W oryginalnym "Dallas" w podziw wprawiały zawiłe intrygi oraz, oczywiście, oszałamiające zwroty akcji. Bez wątpienia jest to klasyk gatunku oper mydlanych, który z powodzeniem przez lata ewoluował, w takich serialach jak "Beverly Hills, 90210", Revenge czy chociażby Desperate Housewives.

[image-browser playlist="601575" suggest=""]©2012 TNT

Od początku widać, że twórcy kontynuacji podeszli do sprawy poważnie, nie popełniając błędów z "Aniołków Charliego" czy "Knight Rider". Gdy widzimy intro z charakterystycznym motywem przewodnim, to powracają wspomnienia i pojawia się uczucie, że to musi się udać.

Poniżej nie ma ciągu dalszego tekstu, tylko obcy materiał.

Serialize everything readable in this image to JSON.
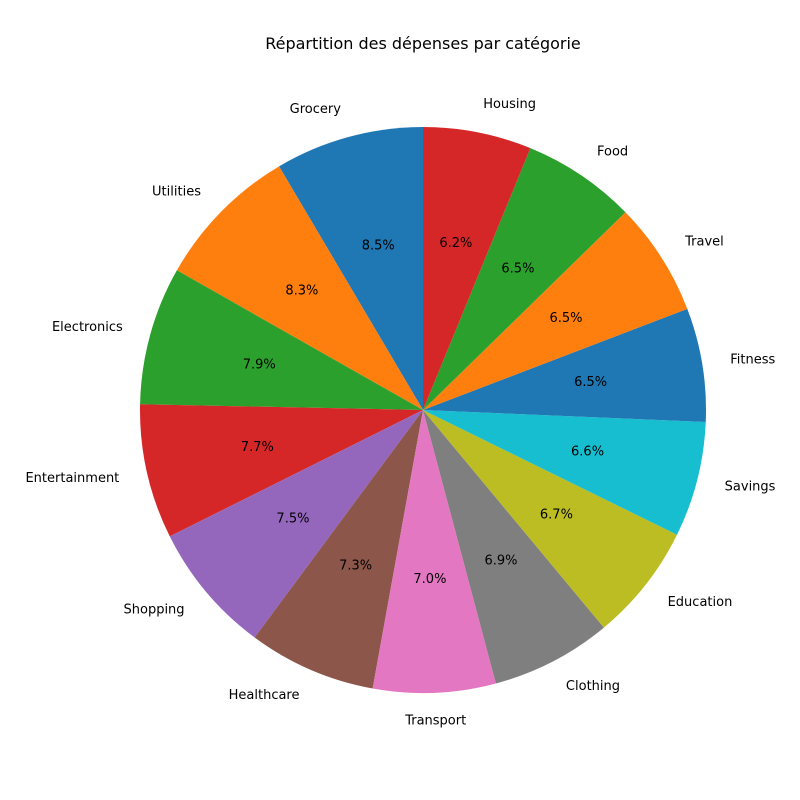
{
  "chart_data": {
    "type": "pie",
    "title": "Répartition des dépenses par catégorie",
    "start_angle_deg": 90,
    "direction": "counterclockwise",
    "slices": [
      {
        "label": "Grocery",
        "value": 8.5,
        "pct_label": "8.5%",
        "color": "#1f77b4"
      },
      {
        "label": "Utilities",
        "value": 8.3,
        "pct_label": "8.3%",
        "color": "#ff7f0e"
      },
      {
        "label": "Electronics",
        "value": 7.9,
        "pct_label": "7.9%",
        "color": "#2ca02c"
      },
      {
        "label": "Entertainment",
        "value": 7.7,
        "pct_label": "7.7%",
        "color": "#d62728"
      },
      {
        "label": "Shopping",
        "value": 7.5,
        "pct_label": "7.5%",
        "color": "#9467bd"
      },
      {
        "label": "Healthcare",
        "value": 7.3,
        "pct_label": "7.3%",
        "color": "#8c564b"
      },
      {
        "label": "Transport",
        "value": 7.0,
        "pct_label": "7.0%",
        "color": "#e377c2"
      },
      {
        "label": "Clothing",
        "value": 6.9,
        "pct_label": "6.9%",
        "color": "#7f7f7f"
      },
      {
        "label": "Education",
        "value": 6.7,
        "pct_label": "6.7%",
        "color": "#bcbd22"
      },
      {
        "label": "Savings",
        "value": 6.6,
        "pct_label": "6.6%",
        "color": "#17becf"
      },
      {
        "label": "Fitness",
        "value": 6.5,
        "pct_label": "6.5%",
        "color": "#1f77b4"
      },
      {
        "label": "Travel",
        "value": 6.5,
        "pct_label": "6.5%",
        "color": "#ff7f0e"
      },
      {
        "label": "Food",
        "value": 6.5,
        "pct_label": "6.5%",
        "color": "#2ca02c"
      },
      {
        "label": "Housing",
        "value": 6.2,
        "pct_label": "6.2%",
        "color": "#d62728"
      }
    ]
  }
}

Fabuła ponownie skupia się na rodzinie Ewingów, która walczy pomiędzy sobą o ranczo, na którym John Ross (syn J.R.'a) odnalazł złoża ropy. Scenarzyści zaimponowali zawiłością intryg, która bezapelacyjnie jest godna oryginalnego "Dallas". Prawie wszyscy ciągle knują i spiskują przeciwko sobie, mając swój własny ukryty cel. Wątków jest naprawdę sporo i większość owiana jest intrygującą tajemnicą. Całość naturalnie powiązana jest z ranczem Ewingów i samą rodziną. W pierwszych dwóch odcinkach zaserwowano nam kilka niezłych zwrotów akcji. Tak naprawdę najlepiej nie wierzyć w żadne słowo, gdyż za chwilę może okazać się, że jest zupełnie inaczej niż myśleliśmy, a po kolejnych paru minutach ponownie będziemy musieli weryfikować nasze przypuszczenia. Brak przewidywalności jest na pewno zaletą "Dallas", a zawiłość intrygi może w kolejnych odcinkach, jeśli zostanie dobrze poprowadzona, dać nam sporo zabawy.

[image-browser playlist="601576" suggest=""]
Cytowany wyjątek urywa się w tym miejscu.